Marlay Park, though recently the site of excellent performances by Daft Punk and Morrissey, is still relatively a new concert venue. Perhaps this explains the poor sound quality, which muddied the sound all night. In contrast to this, it did produce a beautiful resonant bass that both the support and headline acts played off enough to make your tonsils vibrate. No doubt this was due more to the work of the band's crew. The onscreen visuals were astounding, with camera work and effects that belied the live setting and would be the makings of a great DVD.

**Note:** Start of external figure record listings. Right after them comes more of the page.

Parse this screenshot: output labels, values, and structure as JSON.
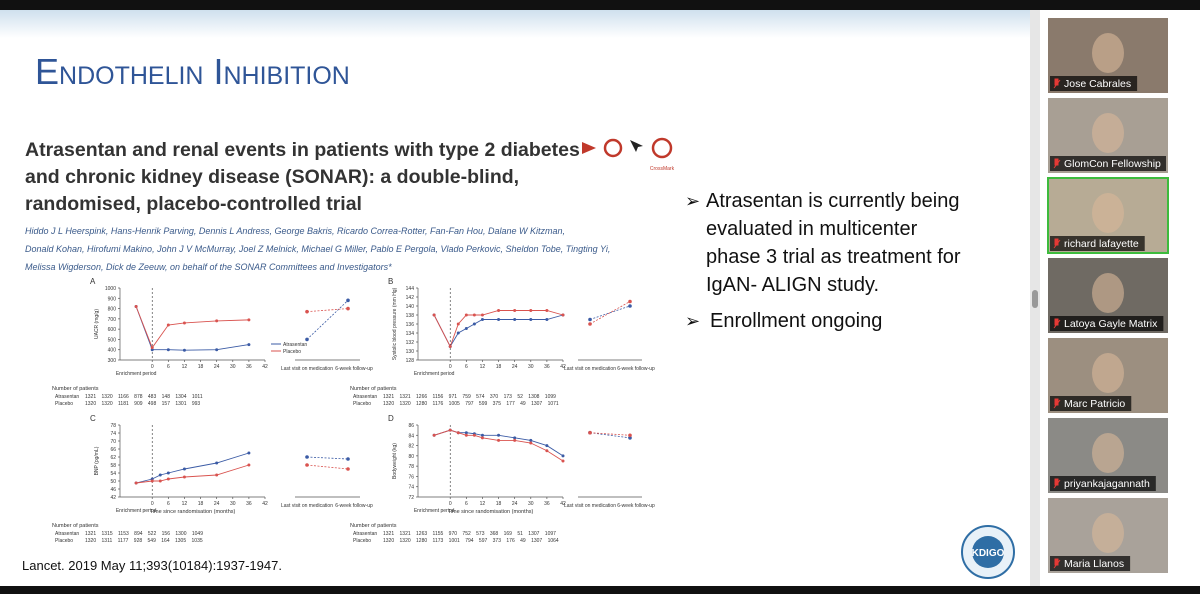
{
  "slide": {
    "title": "Endothelin Inhibition",
    "paper": {
      "title_lines": [
        "Atrasentan and renal events in patients with type 2 diabetes",
        "and chronic kidney disease (SONAR): a double-blind,",
        "randomised, placebo-controlled trial"
      ],
      "crossmark": "CrossMark",
      "authors_lines": [
        "Hiddo J L Heerspink, Hans-Henrik Parving, Dennis L Andress, George Bakris, Ricardo Correa-Rotter, Fan-Fan Hou, Dalane W Kitzman,",
        "Donald Kohan, Hirofumi Makino, John J V McMurray, Joel Z Melnick, Michael G Miller, Pablo E Pergola, Vlado Perkovic, Sheldon Tobe, Tingting Yi,",
        "Melissa Wigderson, Dick de Zeeuw, on behalf of the SONAR Committees and Investigators*"
      ]
    },
    "figure": {
      "xlabel": "Time since randomisation (months)",
      "enrichment_label": "Enrichment period",
      "last_visit_label": "Last visit on medication",
      "follow_up_label": "6-week follow-up",
      "patients_label": "Number of patients",
      "xticks": [
        0,
        6,
        12,
        18,
        24,
        30,
        36,
        42
      ],
      "panels": [
        {
          "label": "A",
          "ylabel": "UACR (mg/g)",
          "ylim": [
            300,
            1000
          ],
          "yticks": [
            300,
            400,
            500,
            600,
            700,
            800,
            900,
            1000
          ],
          "x": [
            -6,
            0,
            6,
            12,
            24,
            36
          ],
          "series": [
            {
              "name": "Atrasentan",
              "color": "#3b5ba5",
              "values": [
                820,
                400,
                400,
                395,
                400,
                450
              ],
              "end_values": [
                500,
                880
              ]
            },
            {
              "name": "Placebo",
              "color": "#d9534f",
              "values": [
                820,
                420,
                640,
                660,
                680,
                690
              ],
              "end_values": [
                770,
                800
              ]
            }
          ],
          "patients": [
            "1321 1320 1166 878 483 148 1304 1011",
            "1320 1320 1181 909 498 157 1301 993"
          ]
        },
        {
          "label": "B",
          "ylabel": "Systolic blood pressure (mm Hg)",
          "ylim": [
            128,
            144
          ],
          "yticks": [
            128,
            130,
            132,
            134,
            136,
            138,
            140,
            142,
            144
          ],
          "x": [
            -6,
            0,
            3,
            6,
            9,
            12,
            18,
            24,
            30,
            36,
            42
          ],
          "series": [
            {
              "name": "Atrasentan",
              "color": "#3b5ba5",
              "values": [
                138,
                131,
                134,
                135,
                136,
                137,
                137,
                137,
                137,
                137,
                138
              ],
              "end_values": [
                137,
                140
              ]
            },
            {
              "name": "Placebo",
              "color": "#d9534f",
              "values": [
                138,
                131,
                136,
                138,
                138,
                138,
                139,
                139,
                139,
                139,
                138
              ],
              "end_values": [
                136,
                141
              ]
            }
          ],
          "patients": [
            "1321 1321 1266 1156 971 759 574 370 173 52 1308 1099",
            "1320 1320 1280 1176 1005 797 599 375 177 49 1307 1071"
          ]
        },
        {
          "label": "C",
          "ylabel": "BNP (pg/mL)",
          "ylim": [
            42,
            78
          ],
          "yticks": [
            42,
            46,
            50,
            54,
            58,
            62,
            66,
            70,
            74,
            78
          ],
          "x": [
            -6,
            0,
            3,
            6,
            12,
            24,
            36
          ],
          "series": [
            {
              "name": "Atrasentan",
              "color": "#3b5ba5",
              "values": [
                49,
                51,
                53,
                54,
                56,
                59,
                64
              ],
              "end_values": [
                62,
                61
              ]
            },
            {
              "name": "Placebo",
              "color": "#d9534f",
              "values": [
                49,
                50,
                50,
                51,
                52,
                53,
                58
              ],
              "end_values": [
                58,
                56
              ]
            }
          ],
          "patients": [
            "1321 1315 1153 894 522 156 1300 1049",
            "1320 1311 1177 928 549 164 1305 1035"
          ]
        },
        {
          "label": "D",
          "ylabel": "Bodyweight (kg)",
          "ylim": [
            72,
            86
          ],
          "yticks": [
            72,
            74,
            76,
            78,
            80,
            82,
            84,
            86
          ],
          "x": [
            -6,
            0,
            3,
            6,
            9,
            12,
            18,
            24,
            30,
            36,
            42
          ],
          "series": [
            {
              "name": "Atrasentan",
              "color": "#3b5ba5",
              "values": [
                84,
                85,
                84.5,
                84.5,
                84.3,
                84,
                84,
                83.5,
                83,
                82,
                80
              ],
              "end_values": [
                84.5,
                83.5
              ]
            },
            {
              "name": "Placebo",
              "color": "#d9534f",
              "values": [
                84,
                85,
                84.5,
                84,
                84,
                83.5,
                83,
                83,
                82.5,
                81,
                79
              ],
              "end_values": [
                84.5,
                84
              ]
            }
          ],
          "patients": [
            "1321 1321 1263 1155 970 752 573 368 169 51 1307 1097",
            "1320 1320 1280 1173 1001 794 597 373 176 49 1307 1064"
          ]
        }
      ]
    },
    "bullets": [
      {
        "lines": [
          "Atrasentan is currently being",
          "evaluated in multicenter",
          "phase 3 trial as treatment for",
          "IgAN- ALIGN study."
        ]
      },
      {
        "lines": [
          "Enrollment ongoing"
        ]
      }
    ],
    "citation": "Lancet. 2019 May 11;393(10184):1937-1947.",
    "logo": "KDIGO"
  },
  "participants": [
    "Jose Cabrales",
    "GlomCon Fellowship",
    "richard lafayette",
    "Latoya Gayle Matrix",
    "Marc Patricio",
    "priyankajagannath",
    "Maria Llanos"
  ]
}
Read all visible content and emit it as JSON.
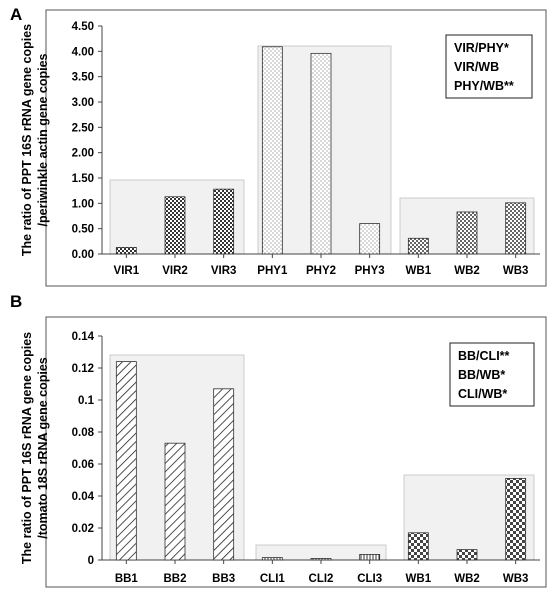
{
  "chart_data": [
    {
      "type": "bar",
      "panel": "A",
      "ylabel_lines": [
        "The ratio of PPT 16S rRNA gene copies",
        "/periwinkle actin gene copies"
      ],
      "categories": [
        "VIR1",
        "VIR2",
        "VIR3",
        "PHY1",
        "PHY2",
        "PHY3",
        "WB1",
        "WB2",
        "WB3"
      ],
      "values": [
        0.13,
        1.13,
        1.28,
        4.09,
        3.96,
        0.6,
        0.31,
        0.83,
        1.01
      ],
      "ylim": [
        0,
        4.5
      ],
      "yticks": [
        "0.00",
        "0.50",
        "1.00",
        "1.50",
        "2.00",
        "2.50",
        "3.00",
        "3.50",
        "4.00",
        "4.50"
      ],
      "grid": false,
      "legend_position": "top-right",
      "significance": [
        "VIR/PHY*",
        "VIR/WB",
        "PHY/WB**"
      ]
    },
    {
      "type": "bar",
      "panel": "B",
      "ylabel_lines": [
        "The ratio of PPT 16S rRNA gene copies",
        "/tomato 18S rRNA gene copies"
      ],
      "categories": [
        "BB1",
        "BB2",
        "BB3",
        "CLI1",
        "CLI2",
        "CLI3",
        "WB1",
        "WB2",
        "WB3"
      ],
      "values": [
        0.124,
        0.073,
        0.107,
        0.0015,
        0.001,
        0.0035,
        0.017,
        0.0065,
        0.051
      ],
      "ylim": [
        0,
        0.14
      ],
      "yticks": [
        "0",
        "0.02",
        "0.04",
        "0.06",
        "0.08",
        "0.1",
        "0.12",
        "0.14"
      ],
      "grid": false,
      "legend_position": "top-right",
      "significance": [
        "BB/CLI**",
        "BB/WB*",
        "CLI/WB*"
      ]
    }
  ]
}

Beck (who was the support act on the night) arrived on stage to the sounds of the now-classic Loser. With tongue set firmly in cheek, he presented an exceptional set, which was heavy of Guerro, featured newer material and had a live puppet show. The crowd was also treated to a short but extremely entertaining film of said mini-band-replicas exploring Dublin and trashing Radiohead's dressing room. Not to mention a bizarre guy dancing around the stage occasionally playing equally bizarre instruments, some bear suits and an entire song played on cutlery and crockery on a lunch table as served by the behatted Beck himself. This was all topped off with some really great music, leaving most of the crowd wishing he could play a little longer.

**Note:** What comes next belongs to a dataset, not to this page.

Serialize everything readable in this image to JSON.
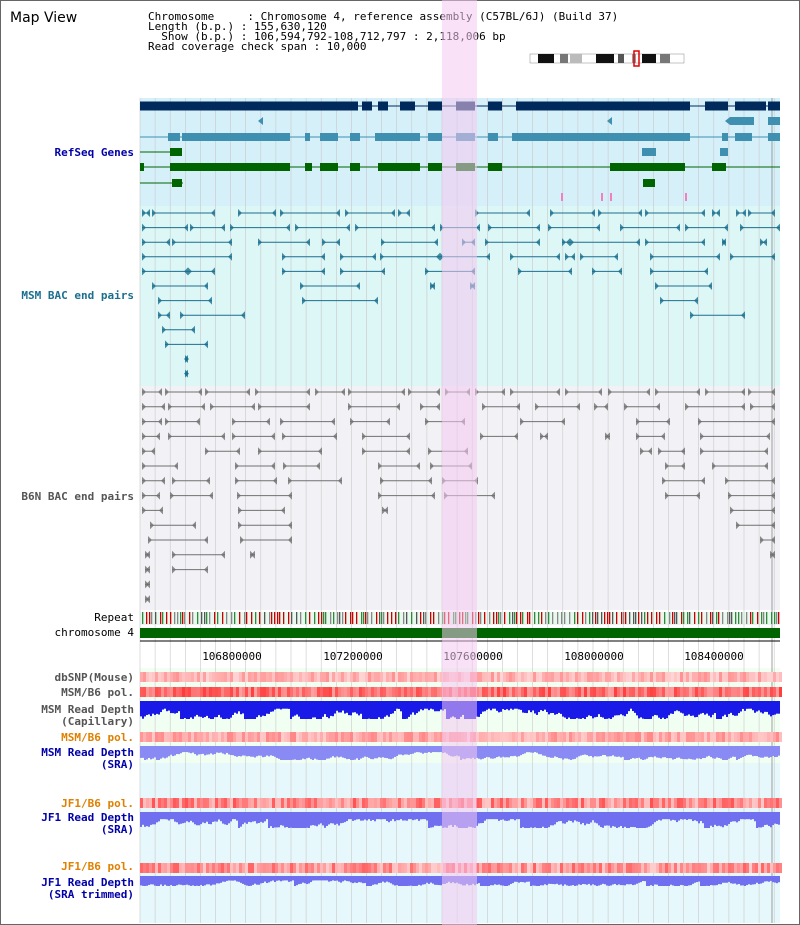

As for Radiohead's set?well it was a confusing concert of contradictions. For everything praiseworthy, there was equally something to criticize. Technically, their performance was flawless, with Thom's voice sounding as good as it ever has. However, disappointingly the gig featured only two new songs: Bangers And Mash, which can't be described as anything much greater than an oddity, and Videotape, a truly exceptional piano-based song with a rhythmic base that catches you off guard no matter how prepared you think you are.

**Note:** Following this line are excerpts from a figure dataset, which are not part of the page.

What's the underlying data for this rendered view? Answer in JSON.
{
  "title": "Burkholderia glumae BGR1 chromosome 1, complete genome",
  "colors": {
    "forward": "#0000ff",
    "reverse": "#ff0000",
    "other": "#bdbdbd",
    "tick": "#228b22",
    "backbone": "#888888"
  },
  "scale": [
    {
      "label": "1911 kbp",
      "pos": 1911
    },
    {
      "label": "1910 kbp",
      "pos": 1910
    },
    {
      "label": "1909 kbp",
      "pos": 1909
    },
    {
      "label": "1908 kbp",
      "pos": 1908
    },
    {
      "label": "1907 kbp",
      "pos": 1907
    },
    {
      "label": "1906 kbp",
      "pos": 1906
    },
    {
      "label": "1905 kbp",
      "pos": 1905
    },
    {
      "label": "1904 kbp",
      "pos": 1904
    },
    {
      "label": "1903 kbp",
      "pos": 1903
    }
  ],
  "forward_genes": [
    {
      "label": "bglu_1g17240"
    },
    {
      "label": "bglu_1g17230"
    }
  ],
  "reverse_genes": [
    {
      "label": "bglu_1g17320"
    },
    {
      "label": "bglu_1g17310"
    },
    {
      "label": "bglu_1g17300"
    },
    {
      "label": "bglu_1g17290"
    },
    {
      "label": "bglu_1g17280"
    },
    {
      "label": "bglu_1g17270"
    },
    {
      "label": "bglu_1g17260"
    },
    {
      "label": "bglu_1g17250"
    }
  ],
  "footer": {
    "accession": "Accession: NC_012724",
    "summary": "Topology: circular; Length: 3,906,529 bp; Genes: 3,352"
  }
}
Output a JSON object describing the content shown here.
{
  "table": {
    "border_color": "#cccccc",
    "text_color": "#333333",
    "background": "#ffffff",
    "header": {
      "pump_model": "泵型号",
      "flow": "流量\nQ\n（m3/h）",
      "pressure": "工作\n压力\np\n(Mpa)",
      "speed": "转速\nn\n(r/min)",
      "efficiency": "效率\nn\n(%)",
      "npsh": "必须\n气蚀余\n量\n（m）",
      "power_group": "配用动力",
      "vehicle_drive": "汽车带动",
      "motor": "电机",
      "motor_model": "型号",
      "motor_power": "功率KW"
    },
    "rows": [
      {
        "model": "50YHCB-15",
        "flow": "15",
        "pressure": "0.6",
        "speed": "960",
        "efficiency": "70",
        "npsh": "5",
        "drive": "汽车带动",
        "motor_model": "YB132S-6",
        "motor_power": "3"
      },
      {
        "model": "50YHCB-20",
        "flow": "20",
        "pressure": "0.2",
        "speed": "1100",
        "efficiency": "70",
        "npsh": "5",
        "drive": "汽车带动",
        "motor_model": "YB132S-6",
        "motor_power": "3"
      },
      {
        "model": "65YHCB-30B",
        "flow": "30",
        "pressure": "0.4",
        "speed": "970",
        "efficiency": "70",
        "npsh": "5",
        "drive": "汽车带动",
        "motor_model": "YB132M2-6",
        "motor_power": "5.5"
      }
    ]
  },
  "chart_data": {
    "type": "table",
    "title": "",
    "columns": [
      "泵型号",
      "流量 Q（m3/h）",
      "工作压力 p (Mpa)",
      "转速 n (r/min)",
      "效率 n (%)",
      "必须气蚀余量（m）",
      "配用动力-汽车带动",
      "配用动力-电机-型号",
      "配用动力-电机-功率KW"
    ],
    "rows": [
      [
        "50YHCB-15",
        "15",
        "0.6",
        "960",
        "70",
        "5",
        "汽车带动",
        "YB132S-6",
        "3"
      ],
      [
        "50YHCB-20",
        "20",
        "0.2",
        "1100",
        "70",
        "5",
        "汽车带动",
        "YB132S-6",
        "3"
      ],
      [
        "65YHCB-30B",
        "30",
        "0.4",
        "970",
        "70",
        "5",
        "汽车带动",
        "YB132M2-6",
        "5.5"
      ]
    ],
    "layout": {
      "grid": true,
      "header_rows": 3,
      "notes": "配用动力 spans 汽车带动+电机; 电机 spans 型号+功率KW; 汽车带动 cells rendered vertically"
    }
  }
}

Yet the main source of contention was the emphasis placed on older tracks. The lacklustre rendering of songs like Just, My Iron Lung, Paranoid Android and Karma Police cemented the thoughts of Radiohead not being the rock heavyweights the crowd were expecting but a largely complacent act with CD-like perfection that left the performance feeling a little empty. It was the musical equivalent of polystyrene. The now 12-year-old Creep did make an unexpected but much appreciated return as a final encore, along with a very substandard version of Everything in its Right Place.

In short: it was good?just not great.